Should I stop fertilizing when using Algaefix? I had a bad case of hair and string algae. I started using Algaefix as per instructions 6 days ago, but continue with the ferts. This is my third dose. There is no or little algae on new growth, but the old hair algae doesn't seem to be dying. How long does it take before the hair algae started dying off.


----------



## herns (Aug 28, 2007)

art_b said:


> Should I stop fertilizing when using Algaefix? I had a bad case of hair and string algae. I started using Algaefix as per instructions 6 days ago, but continue with the ferts. This is my third dose. There is no or little algae on new growth, but the old hair algae doesn't seem to be dying. How long does it take before the hair algae started dying off.


ALgaefix works if the parameters of your tank is balance. If you let algaefix alone to work without watching your parameters or there is still imbalance happening in your tank, then algaefix will not work.

I have hair algae that I coudnt get rid of for few mos despite all parameters are ok. I dose algaefix and they vanished.


----------



## Diana K (Dec 20, 2007)

When I used Algae Fix some of the algae never seemed to die, but some algae right at the surface, where the Algae Fix was added to the tank died very quickly (couple of days). I think the Algae Fix was not yet fully diluted when it contacted the algae that died so fast. 
Perhaps the dose you are using is too small? It is a good sign that the algae is not reproducing and spreading to the new plant leaves. 

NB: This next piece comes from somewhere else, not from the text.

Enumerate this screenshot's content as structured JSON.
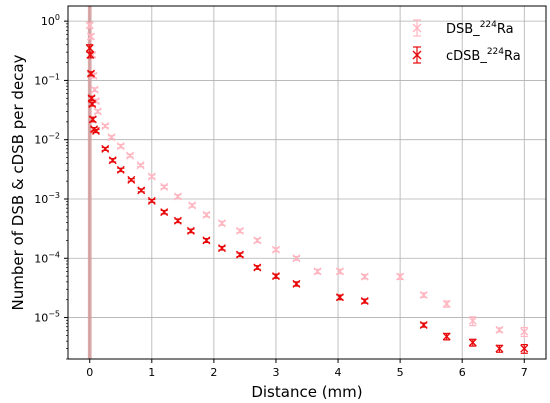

As suggested by herns, look into the fertilizer and everything else. See if something is out of balance. If the algae keeps coming back, then adjust whatever is not right and kill the algae again. Eventually you will reach a point where conditions are pretty bad for the algae, and when you kill it it will not come back.


----------



## art_b (Sep 2, 2006)

Started Dosing every other day instead of every 3 days. Some of the algae is starting to go brown. Also added a circulation pump to get the Algaefix and ferts reach those dead spots. Will see how this one goes.


----------